Working together, the groups developed a computational pipeline for diagnosing MDS. It combines algorithms for preprocessing flow cytometry data called FlowAI, a feature generation algorithm called FlowSOM, and then a classification tool called Random Forest.
The investigators evaluated the workflow on six tubes of a flow cytometry panel in a validation cohort of MDS patients diagnosed using conventional methods. They also selected the best tube for evaluations, and in the validation cohort assessed the single-tube approach, which yielded 97 percent sensitivity and 95 percent specificity. In a second validation cohort of MDS patients with excess blasts, a subset of patients, a sensitivity of 100 percent was achieved using both the six- and single-tube workflows.

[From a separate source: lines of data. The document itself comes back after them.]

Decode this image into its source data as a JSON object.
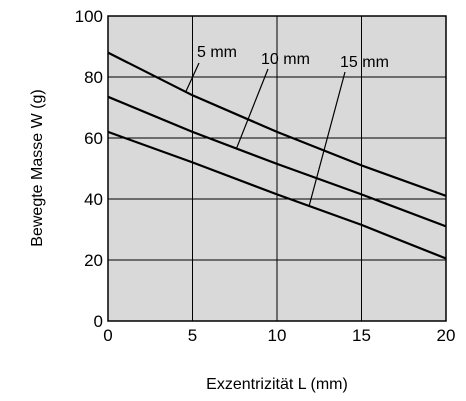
{
  "chart_data": {
    "type": "line",
    "title": "",
    "xlabel": "Exzentrizität L (mm)",
    "ylabel": "Bewegte Masse W (g)",
    "xlim": [
      0,
      20
    ],
    "ylim": [
      0,
      100
    ],
    "xticks": [
      0,
      5,
      10,
      15,
      20
    ],
    "yticks": [
      0,
      20,
      40,
      60,
      80,
      100
    ],
    "grid": true,
    "plot_background": "#d9d9d9",
    "line_color": "#000000",
    "series": [
      {
        "name": "5 mm",
        "x": [
          0,
          5,
          10,
          15,
          20
        ],
        "y": [
          88,
          74,
          62,
          51,
          41
        ]
      },
      {
        "name": "10 mm",
        "x": [
          0,
          5,
          10,
          15,
          20
        ],
        "y": [
          73.5,
          62,
          51.5,
          41.5,
          31
        ]
      },
      {
        "name": "15 mm",
        "x": [
          0,
          5,
          10,
          15,
          20
        ],
        "y": [
          62,
          52,
          41.5,
          31.5,
          20.5
        ]
      }
    ]
  }
}
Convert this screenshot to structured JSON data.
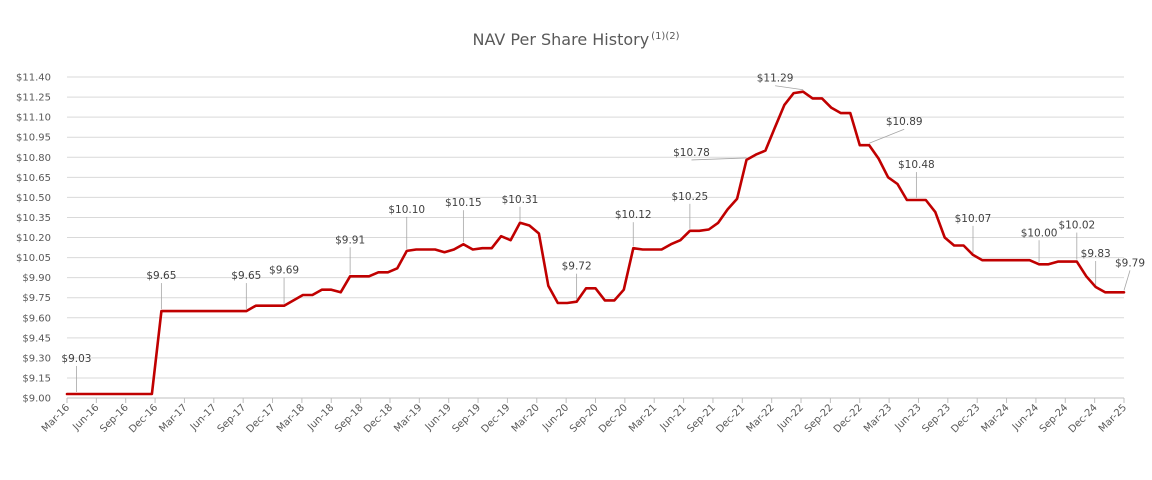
{
  "chart_data": {
    "type": "line",
    "title": "NAV Per Share History",
    "title_footnotes": "(1)(2)",
    "xlabel": "",
    "ylabel": "",
    "ylim": [
      9.0,
      11.4
    ],
    "y_ticks": [
      "$9.00",
      "$9.15",
      "$9.30",
      "$9.45",
      "$9.60",
      "$9.75",
      "$9.90",
      "$10.05",
      "$10.20",
      "$10.35",
      "$10.50",
      "$10.65",
      "$10.80",
      "$10.95",
      "$11.10",
      "$11.25",
      "$11.40"
    ],
    "x_ticks": [
      "Mar-16",
      "Jun-16",
      "Sep-16",
      "Dec-16",
      "Mar-17",
      "Jun-17",
      "Sep-17",
      "Dec-17",
      "Mar-18",
      "Jun-18",
      "Sep-18",
      "Dec-18",
      "Mar-19",
      "Jun-19",
      "Sep-19",
      "Dec-19",
      "Mar-20",
      "Jun-20",
      "Sep-20",
      "Dec-20",
      "Mar-21",
      "Jun-21",
      "Sep-21",
      "Dec-21",
      "Mar-22",
      "Jun-22",
      "Sep-22",
      "Dec-22",
      "Mar-23",
      "Jun-23",
      "Sep-23",
      "Dec-23",
      "Mar-24",
      "Jun-24",
      "Sep-24",
      "Dec-24",
      "Mar-25"
    ],
    "series": [
      {
        "name": "NAV per share",
        "color": "#c00000",
        "values": [
          9.03,
          9.03,
          9.03,
          9.03,
          9.03,
          9.03,
          9.03,
          9.03,
          9.03,
          9.03,
          9.65,
          9.65,
          9.65,
          9.65,
          9.65,
          9.65,
          9.65,
          9.65,
          9.65,
          9.65,
          9.69,
          9.69,
          9.69,
          9.69,
          9.73,
          9.77,
          9.77,
          9.81,
          9.81,
          9.79,
          9.91,
          9.91,
          9.91,
          9.94,
          9.94,
          9.97,
          10.1,
          10.11,
          10.11,
          10.11,
          10.09,
          10.11,
          10.15,
          10.11,
          10.12,
          10.12,
          10.21,
          10.18,
          10.31,
          10.29,
          10.23,
          9.84,
          9.71,
          9.71,
          9.72,
          9.82,
          9.82,
          9.73,
          9.73,
          9.81,
          10.12,
          10.11,
          10.11,
          10.11,
          10.15,
          10.18,
          10.25,
          10.25,
          10.26,
          10.31,
          10.41,
          10.49,
          10.78,
          10.82,
          10.85,
          11.02,
          11.19,
          11.28,
          11.29,
          11.24,
          11.24,
          11.17,
          11.13,
          11.13,
          10.89,
          10.89,
          10.79,
          10.65,
          10.6,
          10.48,
          10.48,
          10.48,
          10.39,
          10.2,
          10.14,
          10.14,
          10.07,
          10.03,
          10.03,
          10.03,
          10.03,
          10.03,
          10.03,
          10.0,
          10.0,
          10.02,
          10.02,
          10.02,
          9.91,
          9.83,
          9.79,
          9.79,
          9.79
        ]
      }
    ],
    "data_labels": [
      {
        "text": "$9.03",
        "index": 1
      },
      {
        "text": "$9.65",
        "index": 10
      },
      {
        "text": "$9.65",
        "index": 19
      },
      {
        "text": "$9.69",
        "index": 23
      },
      {
        "text": "$9.91",
        "index": 30
      },
      {
        "text": "$10.10",
        "index": 36
      },
      {
        "text": "$10.15",
        "index": 42
      },
      {
        "text": "$10.31",
        "index": 48
      },
      {
        "text": "$9.72",
        "index": 54
      },
      {
        "text": "$10.12",
        "index": 60
      },
      {
        "text": "$10.25",
        "index": 66
      },
      {
        "text": "$10.78",
        "index": 72
      },
      {
        "text": "$11.29",
        "index": 78
      },
      {
        "text": "$10.89",
        "index": 85
      },
      {
        "text": "$10.48",
        "index": 90
      },
      {
        "text": "$10.07",
        "index": 96
      },
      {
        "text": "$10.00",
        "index": 103
      },
      {
        "text": "$10.02",
        "index": 107
      },
      {
        "text": "$9.83",
        "index": 109
      },
      {
        "text": "$9.79",
        "index": 112
      }
    ],
    "grid": true,
    "legend": "none"
  }
}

Analysis was achieved in less than three minutes, using the approach.
"We actually found out there is a lot of hidden information in flow cytometry data that people typically don't look at when they are analyzing or making a diagnosis," said Saeys. "You have to realize, for all of these clinical workflows there is still a lot of manual analysis, people looking at pictures of cells, and people manually defining cell types that could be abnormal," he said. "What we have tried to do is make computational methods that look at all the information, not just a subset of the information."
The work was supported through MDS-RIGHT, a project backed by the European Union Horizon 2020 program, which ran from 2015 through October last year and had a budget of €6 million.
Ongoing validation work using other cohorts will be crucial to progressing the method to clinical utility, Saeys noted.
"Ideally we are looking for large medical centers that have a substantial number of patients," he said. For now, the team is working with European partners, but welcomes collaborators from other regions. Saeys added that since the team's software is freely available, other groups could attempt to replicate the findings in their own patient cohorts.
He stressed that at this point, it will take time before the approach makes it into routine clinical care. "This is still a research project," said Saeys. "Implementing it in the clinic requires further validation and legal aspects."
"This is still a one-center approach, and these methods are sensitive to technical variation in between centers and the machines used to measure cellular proteins," noted AUMC's Duetz. "We need to find other cohorts to validate our methods and also set up a multicenter study so we can use the model we trained on data in our center to classify patients from other centers," she said.
She added that in order to carry out a multicenter validation of the approach, investigators need to harmonize flow cytometry tools and sample preparation methods. This might involve standardizing parameters between flow cytometers or developing a method without using parameters that requires additional optimization to get more accuracy.
Clinical implementation will also necessitate the development of a user-friendly interface, Duetz added. "We have to make it easy to use for clinicians and laboratory technicians, so you don't need to be a bioinformatician to use it," she said.
Duetz noted that while machine-learning tools are being adopted to guide diagnosis in other diseases, such as cancer of unknown primary or chronic kidney disease, she said she was unaware of other similar tools under development for MDS.
She added that the methods developed for diagnosing MDS had also enabled the detection of new cellular features, which could be linked to disease in the future. "Our approach is not just useful for improving accuracy and ease of use, but also for identifying novel cell characteristics," said Duetz. "That is something else we quite liked about this approach."